The owners of Fehn's 1891 House restaurant in Dayton, Tenn., say there's nothing mysterious about the restaurant's closing for good this weekend, which will put a bookend on almost 90 years of Fehn's restaurants.
"We had a 10-year plan, and we've been here 11 [years], or we bought the house 11 years ago," said Colleen Fehn, who co-owns and operates the restaurant alongside her husband, Don.
Simply: "We are retiring," she added Wednesday.
On Monday, a post appeared on the Fehn's Facebook page announcing that Saturday will be the restaurant's last day of operation. The post caused a flurry of reaction among Fehn's customers, some reacting through social media and some calling the restaurant.

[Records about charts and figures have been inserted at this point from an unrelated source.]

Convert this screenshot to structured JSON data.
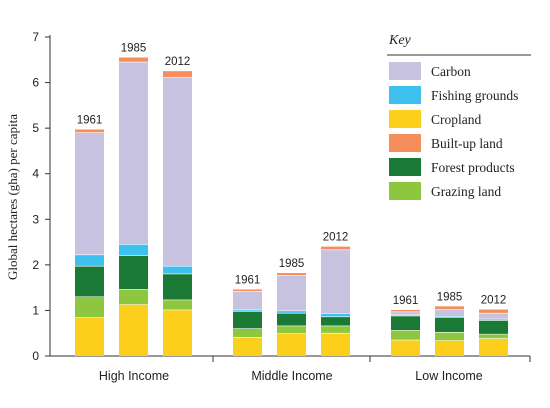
{
  "chart_data": {
    "type": "bar",
    "stacked": true,
    "ylabel": "Global hectares (gha) per capita",
    "ylim": [
      0,
      7
    ],
    "yticks": [
      "0",
      "1",
      "2",
      "3",
      "4",
      "5",
      "6",
      "7"
    ],
    "legend_title": "Key",
    "legend_position": "top-right",
    "groups": [
      {
        "name": "High Income",
        "years": [
          "1961",
          "1985",
          "2012"
        ]
      },
      {
        "name": "Middle Income",
        "years": [
          "1961",
          "1985",
          "2012"
        ]
      },
      {
        "name": "Low Income",
        "years": [
          "1961",
          "1985",
          "2012"
        ]
      }
    ],
    "series": [
      {
        "name": "Cropland",
        "color": "#fbcf1c",
        "values": [
          0.84,
          1.13,
          1.01,
          0.41,
          0.49,
          0.5,
          0.35,
          0.34,
          0.38
        ]
      },
      {
        "name": "Grazing land",
        "color": "#8dc63f",
        "values": [
          0.46,
          0.33,
          0.22,
          0.19,
          0.17,
          0.16,
          0.21,
          0.18,
          0.1
        ]
      },
      {
        "name": "Forest products",
        "color": "#1a7a35",
        "values": [
          0.67,
          0.74,
          0.57,
          0.38,
          0.28,
          0.2,
          0.32,
          0.33,
          0.3
        ]
      },
      {
        "name": "Fishing grounds",
        "color": "#3ec1ee",
        "values": [
          0.25,
          0.25,
          0.17,
          0.03,
          0.05,
          0.07,
          0.02,
          0.02,
          0.03
        ]
      },
      {
        "name": "Carbon",
        "color": "#c6c2e0",
        "values": [
          2.68,
          4.0,
          4.14,
          0.41,
          0.78,
          1.4,
          0.07,
          0.15,
          0.13
        ]
      },
      {
        "name": "Built-up land",
        "color": "#f58e5a",
        "values": [
          0.07,
          0.1,
          0.14,
          0.04,
          0.05,
          0.07,
          0.04,
          0.07,
          0.08
        ]
      }
    ],
    "legend_order": [
      "Carbon",
      "Fishing grounds",
      "Cropland",
      "Built-up land",
      "Forest products",
      "Grazing land"
    ]
  }
}
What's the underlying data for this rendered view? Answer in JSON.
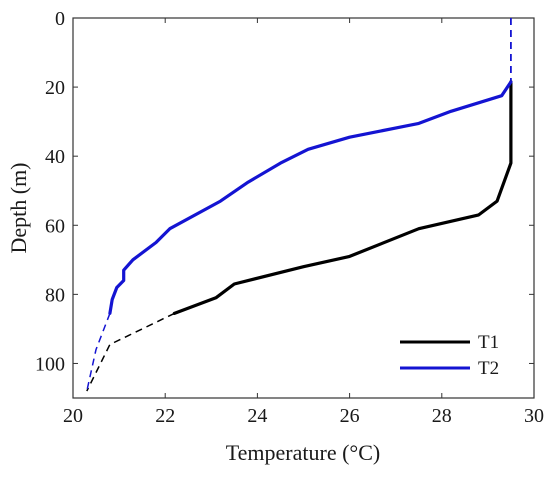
{
  "chart_data": {
    "type": "line",
    "xlabel": "Temperature (°C)",
    "ylabel": "Depth (m)",
    "xlim": [
      20,
      30
    ],
    "ylim": [
      0,
      110
    ],
    "y_reversed": true,
    "xticks": [
      20,
      22,
      24,
      26,
      28,
      30
    ],
    "yticks": [
      0,
      20,
      40,
      60,
      80,
      100
    ],
    "grid": false,
    "legend_position": "bottom-right",
    "series": [
      {
        "name": "T1",
        "color": "#000000",
        "points": [
          [
            29.5,
            18.5
          ],
          [
            29.5,
            42
          ],
          [
            29.2,
            53
          ],
          [
            28.8,
            57
          ],
          [
            27.5,
            61
          ],
          [
            26,
            69
          ],
          [
            25,
            72
          ],
          [
            23.5,
            77
          ],
          [
            23.1,
            81
          ],
          [
            22.2,
            85.5
          ]
        ],
        "extrapolated": [
          [
            22.2,
            85.5
          ],
          [
            20.8,
            94.5
          ],
          [
            20.3,
            108
          ]
        ]
      },
      {
        "name": "T2",
        "color": "#1414d2",
        "points": [
          [
            29.5,
            18.5
          ],
          [
            29.3,
            22.5
          ],
          [
            28.2,
            27
          ],
          [
            27.5,
            30.5
          ],
          [
            26,
            34.5
          ],
          [
            25.1,
            38
          ],
          [
            24.5,
            42
          ],
          [
            23.8,
            47.5
          ],
          [
            23.2,
            53
          ],
          [
            22.1,
            61
          ],
          [
            21.8,
            65
          ],
          [
            21.3,
            70
          ],
          [
            21.1,
            73
          ],
          [
            21.1,
            76
          ],
          [
            20.95,
            78
          ],
          [
            20.85,
            81.5
          ],
          [
            20.8,
            85.5
          ]
        ],
        "extrapolated": [
          [
            20.8,
            85.5
          ],
          [
            20.5,
            96
          ],
          [
            20.3,
            108
          ]
        ],
        "surface_segment": [
          [
            29.5,
            0
          ],
          [
            29.5,
            18.5
          ]
        ]
      }
    ]
  }
}
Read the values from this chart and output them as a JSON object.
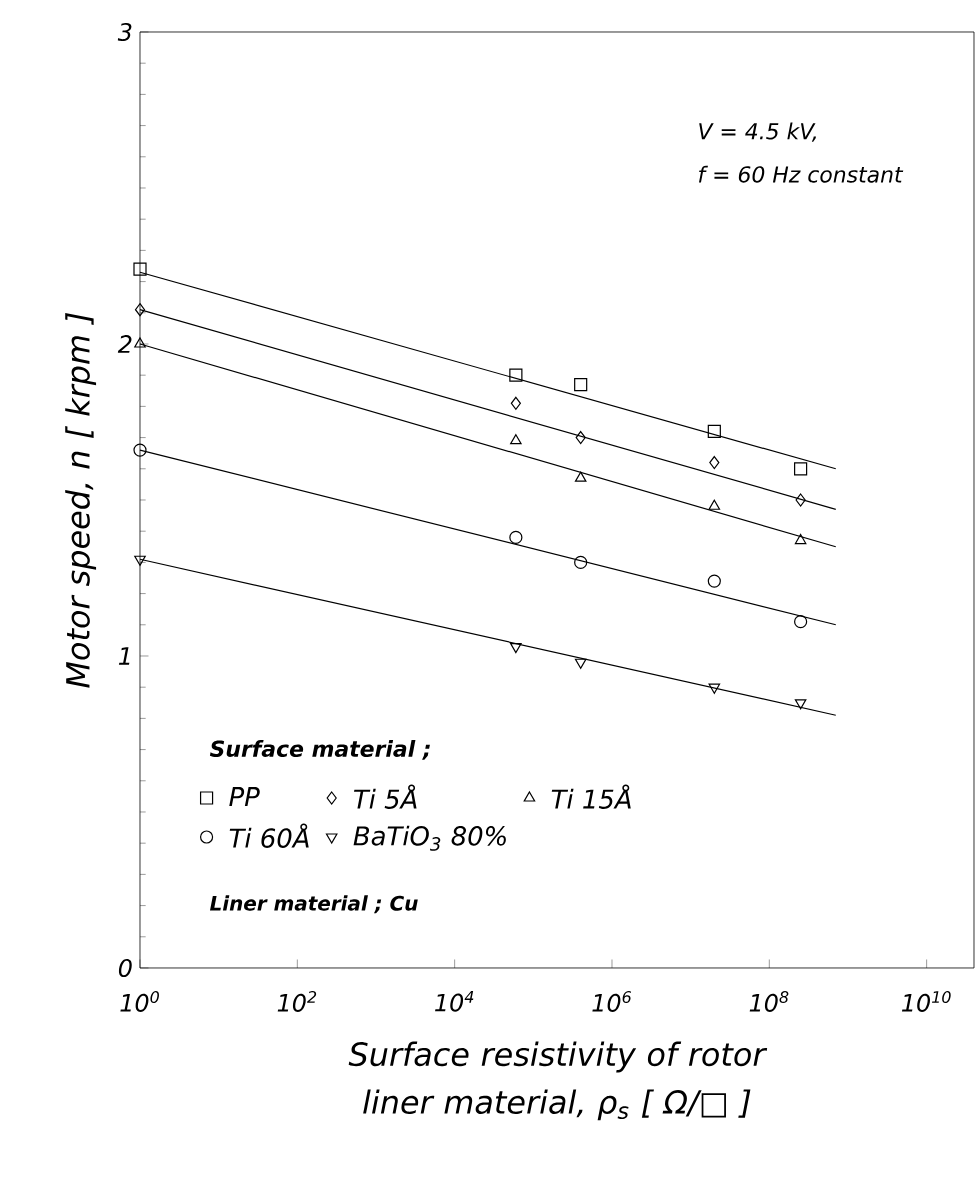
{
  "chart_data": {
    "type": "scatter",
    "log": "x",
    "xlabel": "Surface resistivity of rotor liner material, ρ$_{s}$ [ Ω/□ ]",
    "ylabel": "Motor speed, n [ krpm ]",
    "legend_title": "Surface material ;",
    "legend": "bottom left",
    "annotations": [
      "V = 4.5 kV,",
      "f = 60 Hz constant",
      "Liner material ; Cu"
    ],
    "xlim": [
      1,
      40000000000
    ],
    "ylim": [
      0,
      3
    ],
    "xticks": [
      {
        "value": 1,
        "label": "10$^{0}$"
      },
      {
        "value": 100,
        "label": "10$^{2}$"
      },
      {
        "value": 10000,
        "label": "10$^{4}$"
      },
      {
        "value": 1000000,
        "label": "10$^{6}$"
      },
      {
        "value": 100000000,
        "label": "10$^{8}$"
      },
      {
        "value": 10000000000,
        "label": "10$^{10}$"
      }
    ],
    "yticks": [
      0,
      1,
      2,
      3
    ],
    "series": [
      {
        "name": "PP",
        "color": "#000000",
        "marker": "square",
        "x": [
          1,
          60000,
          400000,
          20000000,
          250000000
        ],
        "values": [
          2.24,
          1.9,
          1.87,
          1.72,
          1.6
        ]
      },
      {
        "name": "Ti 5Å",
        "color": "#000000",
        "marker": "diamond",
        "x": [
          1,
          60000,
          400000,
          20000000,
          250000000
        ],
        "values": [
          2.11,
          1.81,
          1.7,
          1.62,
          1.5
        ]
      },
      {
        "name": "Ti 15Å",
        "color": "#000000",
        "marker": "triangle",
        "x": [
          1,
          60000,
          400000,
          20000000,
          250000000
        ],
        "values": [
          2.0,
          1.69,
          1.57,
          1.48,
          1.37
        ]
      },
      {
        "name": "Ti 60Å",
        "color": "#000000",
        "marker": "circle",
        "x": [
          1,
          60000,
          400000,
          20000000,
          250000000
        ],
        "values": [
          1.66,
          1.38,
          1.3,
          1.24,
          1.11
        ]
      },
      {
        "name": "BaTiO$_{3}$ 80%",
        "color": "#000000",
        "marker": "triangle_down",
        "x": [
          1,
          60000,
          400000,
          20000000,
          250000000
        ],
        "values": [
          1.31,
          1.03,
          0.98,
          0.9,
          0.85
        ]
      },
      {
        "type": "line",
        "color": "#000000",
        "x": [
          1,
          700000000
        ],
        "values": [
          2.23,
          1.6
        ]
      },
      {
        "type": "line",
        "color": "#000000",
        "x": [
          1,
          700000000
        ],
        "values": [
          2.11,
          1.47
        ]
      },
      {
        "type": "line",
        "color": "#000000",
        "x": [
          1,
          700000000
        ],
        "values": [
          2.0,
          1.35
        ]
      },
      {
        "type": "line",
        "color": "#000000",
        "x": [
          1,
          700000000
        ],
        "values": [
          1.66,
          1.1
        ]
      },
      {
        "type": "line",
        "color": "#000000",
        "x": [
          1,
          700000000
        ],
        "values": [
          1.31,
          0.81
        ]
      }
    ]
  }
}
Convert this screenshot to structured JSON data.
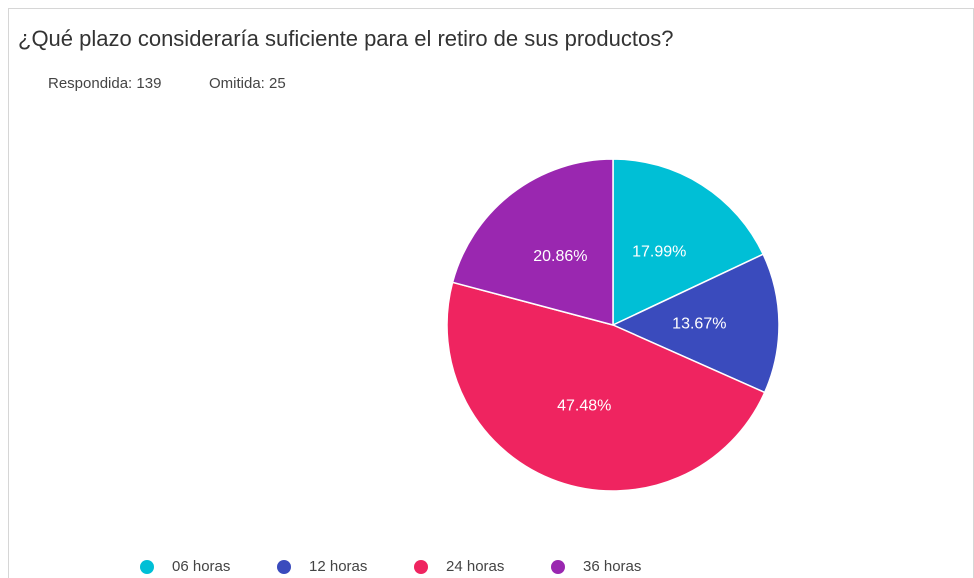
{
  "chart_data": {
    "type": "pie",
    "title": "¿Qué plazo consideraría suficiente para el retiro de sus productos?",
    "answered": "Respondida: 139",
    "skipped": "Omitida: 25",
    "categories": [
      "06 horas",
      "12 horas",
      "24 horas",
      "36 horas"
    ],
    "values": [
      17.99,
      13.67,
      47.48,
      20.86
    ],
    "value_labels": [
      "17.99%",
      "13.67%",
      "47.48%",
      "20.86%"
    ],
    "colors": [
      "#00bfd6",
      "#3a4bbd",
      "#ef2460",
      "#9a27b0"
    ],
    "legend": "bottom"
  }
}
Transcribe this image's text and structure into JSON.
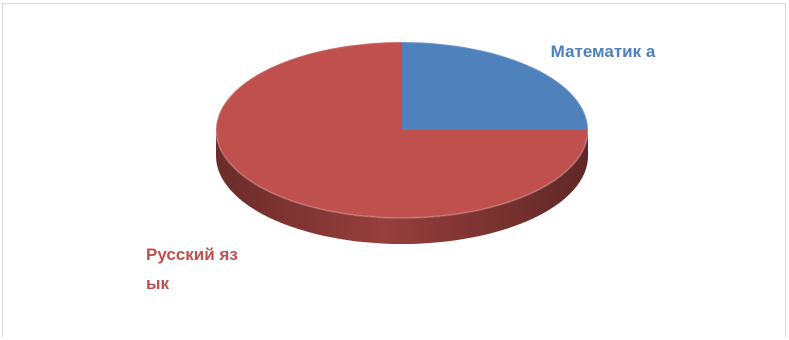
{
  "chart_data": {
    "type": "pie",
    "is_3d": true,
    "categories": [
      "Математика",
      "Русский язык"
    ],
    "values": [
      25,
      75
    ],
    "colors": [
      "#4f81bd",
      "#c0504d"
    ],
    "data_labels": [
      "Математик а",
      "Русский язык"
    ],
    "title": "",
    "legend": "none"
  }
}
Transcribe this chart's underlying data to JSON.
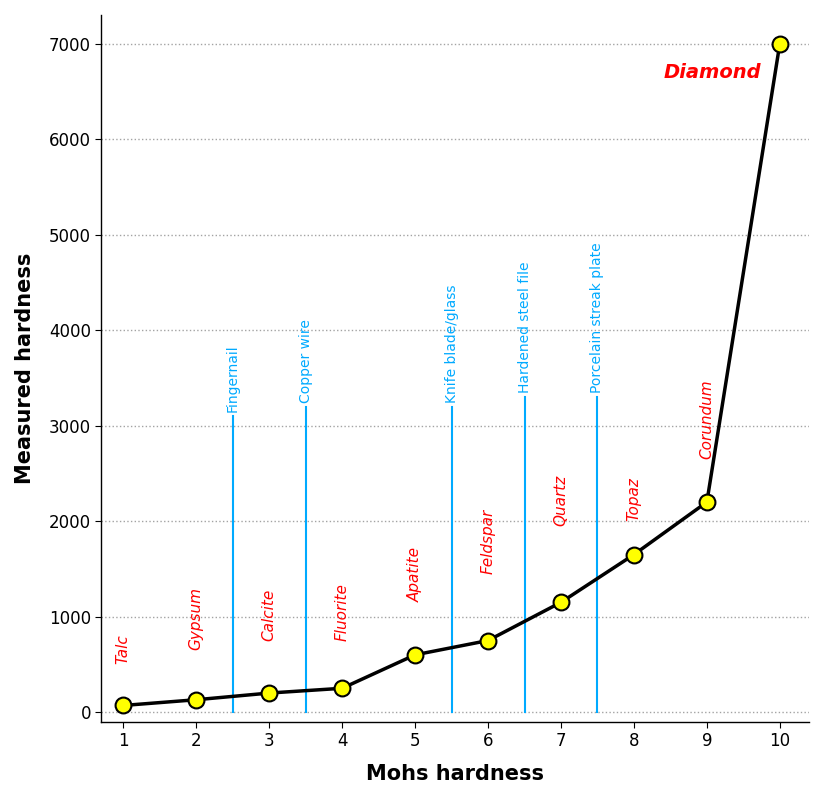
{
  "mohs_x": [
    1,
    2,
    3,
    4,
    5,
    6,
    7,
    8,
    9,
    10
  ],
  "measured_y": [
    70,
    130,
    200,
    250,
    600,
    750,
    1150,
    1650,
    2200,
    7000
  ],
  "mineral_labels": [
    "Talc",
    "Gypsum",
    "Calcite",
    "Fluorite",
    "Apatite",
    "Feldspar",
    "Quartz",
    "Topaz",
    "Corundum",
    "Diamond"
  ],
  "mineral_label_offsets_x": [
    0.0,
    0.0,
    0.0,
    0.0,
    0.0,
    0.0,
    0.0,
    0.0,
    0.0,
    -0.15
  ],
  "mineral_label_y_start": [
    500,
    650,
    750,
    750,
    1150,
    1450,
    1950,
    2000,
    2650,
    6700
  ],
  "everyday_labels": [
    "Fingernail",
    "Copper wire",
    "Knife blade/glass",
    "Hardened steel file",
    "Porcelain streak plate"
  ],
  "everyday_x": [
    2.5,
    3.5,
    5.5,
    6.5,
    7.5
  ],
  "everyday_line_top": [
    3100,
    3200,
    3200,
    3300,
    3300
  ],
  "xlabel": "Mohs hardness",
  "ylabel": "Measured hardness",
  "xlim": [
    0.7,
    10.4
  ],
  "ylim": [
    -100,
    7300
  ],
  "yticks": [
    0,
    1000,
    2000,
    3000,
    4000,
    5000,
    6000,
    7000
  ],
  "xticks": [
    1,
    2,
    3,
    4,
    5,
    6,
    7,
    8,
    9,
    10
  ],
  "mineral_color": "#ff0000",
  "everyday_color": "#00aaff",
  "line_color": "#000000",
  "marker_color": "#ffff00",
  "marker_edge_color": "#000000",
  "background_color": "#ffffff",
  "grid_color": "#999999"
}
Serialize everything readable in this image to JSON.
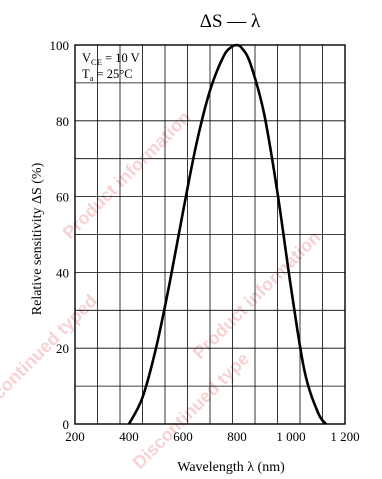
{
  "chart_data": {
    "type": "line",
    "title": "ΔS — λ",
    "xlabel": "Wavelength  λ  (nm)",
    "ylabel": "Relative sensitivity  ΔS  (%)",
    "xlim": [
      200,
      1200
    ],
    "ylim": [
      0,
      100
    ],
    "x_ticks": [
      "200",
      "400",
      "600",
      "800",
      "1 000",
      "1 200"
    ],
    "y_ticks": [
      "0",
      "20",
      "40",
      "60",
      "80",
      "100"
    ],
    "grid": true,
    "conditions": [
      {
        "sym": "V",
        "sub": "CE",
        "rest": " = 10 V"
      },
      {
        "sym": "T",
        "sub": "a",
        "rest": " = 25°C"
      }
    ],
    "series": [
      {
        "x": [
          400,
          450,
          500,
          550,
          600,
          650,
          700,
          750,
          780,
          800,
          820,
          850,
          900,
          950,
          1000,
          1050,
          1100,
          1130
        ],
        "y": [
          0,
          7,
          20,
          37,
          56,
          74,
          88,
          97,
          99.5,
          100,
          99,
          95,
          82,
          61,
          36,
          14,
          3,
          0
        ]
      }
    ]
  },
  "watermark": {
    "lines": [
      "Discontinued typed",
      "Product information",
      "Discontinued type",
      "Product information"
    ]
  }
}
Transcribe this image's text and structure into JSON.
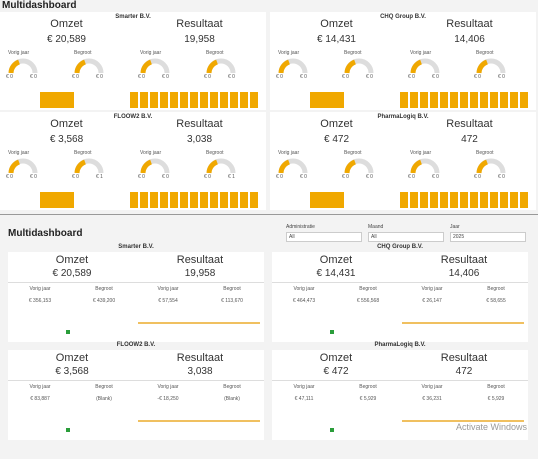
{
  "top": {
    "title": "Multidashboard",
    "panels": [
      {
        "name": "Smarter B.V.",
        "omzet_label": "Omzet",
        "omzet": "€ 20,589",
        "resultaat_label": "Resultaat",
        "resultaat": "19,958",
        "gauges": [
          {
            "label": "Vorig jaar",
            "min": "€ 0",
            "max": "€ 0"
          },
          {
            "label": "Begroot",
            "min": "€ 0",
            "max": "€ 0"
          },
          {
            "label": "Vorig jaar",
            "min": "€ 0",
            "max": "€ 0"
          },
          {
            "label": "Begroot",
            "min": "€ 0",
            "max": "€ 0"
          }
        ]
      },
      {
        "name": "CHQ Group B.V.",
        "omzet_label": "Omzet",
        "omzet": "€ 14,431",
        "resultaat_label": "Resultaat",
        "resultaat": "14,406",
        "gauges": [
          {
            "label": "Vorig jaar",
            "min": "€ 0",
            "max": "€ 0"
          },
          {
            "label": "Begroot",
            "min": "€ 0",
            "max": "€ 0"
          },
          {
            "label": "Vorig jaar",
            "min": "€ 0",
            "max": "€ 0"
          },
          {
            "label": "Begroot",
            "min": "€ 0",
            "max": "€ 0"
          }
        ]
      },
      {
        "name": "FLOOW2 B.V.",
        "omzet_label": "Omzet",
        "omzet": "€ 3,568",
        "resultaat_label": "Resultaat",
        "resultaat": "3,038",
        "gauges": [
          {
            "label": "Vorig jaar",
            "min": "€ 0",
            "max": "€ 0"
          },
          {
            "label": "Begroot",
            "min": "€ 0",
            "max": "€ 1"
          },
          {
            "label": "Vorig jaar",
            "min": "€ 0",
            "max": "€ 0"
          },
          {
            "label": "Begroot",
            "min": "€ 0",
            "max": "€ 1"
          }
        ]
      },
      {
        "name": "PharmaLogiq B.V.",
        "omzet_label": "Omzet",
        "omzet": "€ 472",
        "resultaat_label": "Resultaat",
        "resultaat": "472",
        "gauges": [
          {
            "label": "Vorig jaar",
            "min": "€ 0",
            "max": "€ 0"
          },
          {
            "label": "Begroot",
            "min": "€ 0",
            "max": "€ 0"
          },
          {
            "label": "Vorig jaar",
            "min": "€ 0",
            "max": "€ 0"
          },
          {
            "label": "Begroot",
            "min": "€ 0",
            "max": "€ 0"
          }
        ]
      }
    ]
  },
  "bottom": {
    "title": "Multidashboard",
    "filters": [
      {
        "label": "Administratie",
        "value": "All"
      },
      {
        "label": "Maand",
        "value": "All"
      },
      {
        "label": "Jaar",
        "value": "2025"
      }
    ],
    "panels": [
      {
        "name": "Smarter B.V.",
        "omzet_label": "Omzet",
        "omzet": "€ 20,589",
        "resultaat_label": "Resultaat",
        "resultaat": "19,958",
        "subs": [
          {
            "label": "Vorig jaar",
            "value": "€ 356,153"
          },
          {
            "label": "Begroot",
            "value": "€ 439,200"
          },
          {
            "label": "Vorig jaar",
            "value": "€ 57,554"
          },
          {
            "label": "Begroot",
            "value": "€ 113,670"
          }
        ]
      },
      {
        "name": "CHQ Group B.V.",
        "omzet_label": "Omzet",
        "omzet": "€ 14,431",
        "resultaat_label": "Resultaat",
        "resultaat": "14,406",
        "subs": [
          {
            "label": "Vorig jaar",
            "value": "€ 464,473"
          },
          {
            "label": "Begroot",
            "value": "€ 556,568"
          },
          {
            "label": "Vorig jaar",
            "value": "€ 26,147"
          },
          {
            "label": "Begroot",
            "value": "€ 58,655"
          }
        ]
      },
      {
        "name": "FLOOW2 B.V.",
        "omzet_label": "Omzet",
        "omzet": "€ 3,568",
        "resultaat_label": "Resultaat",
        "resultaat": "3,038",
        "subs": [
          {
            "label": "Vorig jaar",
            "value": "€ 83,887"
          },
          {
            "label": "Begroot",
            "value": "(Blank)"
          },
          {
            "label": "Vorig jaar",
            "value": "-€ 18,250"
          },
          {
            "label": "Begroot",
            "value": "(Blank)"
          }
        ]
      },
      {
        "name": "PharmaLogiq B.V.",
        "omzet_label": "Omzet",
        "omzet": "€ 472",
        "resultaat_label": "Resultaat",
        "resultaat": "472",
        "subs": [
          {
            "label": "Vorig jaar",
            "value": "€ 47,111"
          },
          {
            "label": "Begroot",
            "value": "€ 5,929"
          },
          {
            "label": "Vorig jaar",
            "value": "€ 36,231"
          },
          {
            "label": "Begroot",
            "value": "€ 5,929"
          }
        ]
      }
    ],
    "notice": "Activate Windows"
  }
}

"Good memories of the fried chicken and macaroon pie I enjoyed for many years," Jeana Lynch Schneitman, a former Chattanoogan who now lives in Anchorage, Alaska, posted in response to the announcement. "Boy, yet another sad happening for Chattanooga/Dayton."
Fehn's has been around since 1930, when the original restaurant was opened in Chattanooga by Don Fehn's grandparents. Fehn's became a downtown haunt for many years on the North Shore and enjoyed success still after a move to Highway 153 in Hixson.
Don and Colleen Fehn operated the restaurant during the last 15 years of its time in Chattanooga, and they were behind the move to Dayton a decade ago.
The original intention upon purchasing and renovating the 1891 Catholic schoolhouse was to open a bed and breakfast. But that turned into Fehn's 1891 House, a part-time restaurant -- for everyone except the Fehns, who have worked basically full-time managing it for a decade.
Considering full lives of labor prior to Fehn's -- Don in landscaping and restaurants and Colleen in nursing and restaurants -- the Fehns knew that after a decade at the Dayton location, they would be ready to lay down the ladle and do some resting and relaxing.
And here it is.
"It's very black-and-white," said Colleen. "Planned retirement."
Many folks who grew up eating at Fehn's in Chattanooga still make trips to Dayton for the famous Fehn's chicken and desserts.
But there are folks in Dayton equally sad to see the restaurant, a lonely bastion of upscale dining in the city, say farewell.
"I think Fehn's filled the need that we had," said Richard Daugherty, a Dayton native and food aficionado.
He was thankful to have the Fehns come in and save the old 1891 house that had fallen into disrepair over decades of vacancy.
"I'm glad it was saved when it was because it was on its way out," he said.
Daugherty mostly dined at Fehn's on special occasions, like many locals. On the eve of the restaurant's closing, he had kind words for its proprietors.
"I would say that they have been wonderful additions to our community, and we're sorry to see them go," he said.
The feeling's mutual, said Colleen Fehn.
Retirement is good and relaxation is good, but she said the couple will miss all the people they've befriended and served over the years.
"That's a biggie. That's the big downside," she said.
Fehn said as of now, there are plans for another restaurant to move into the 1891 house, but no details are available.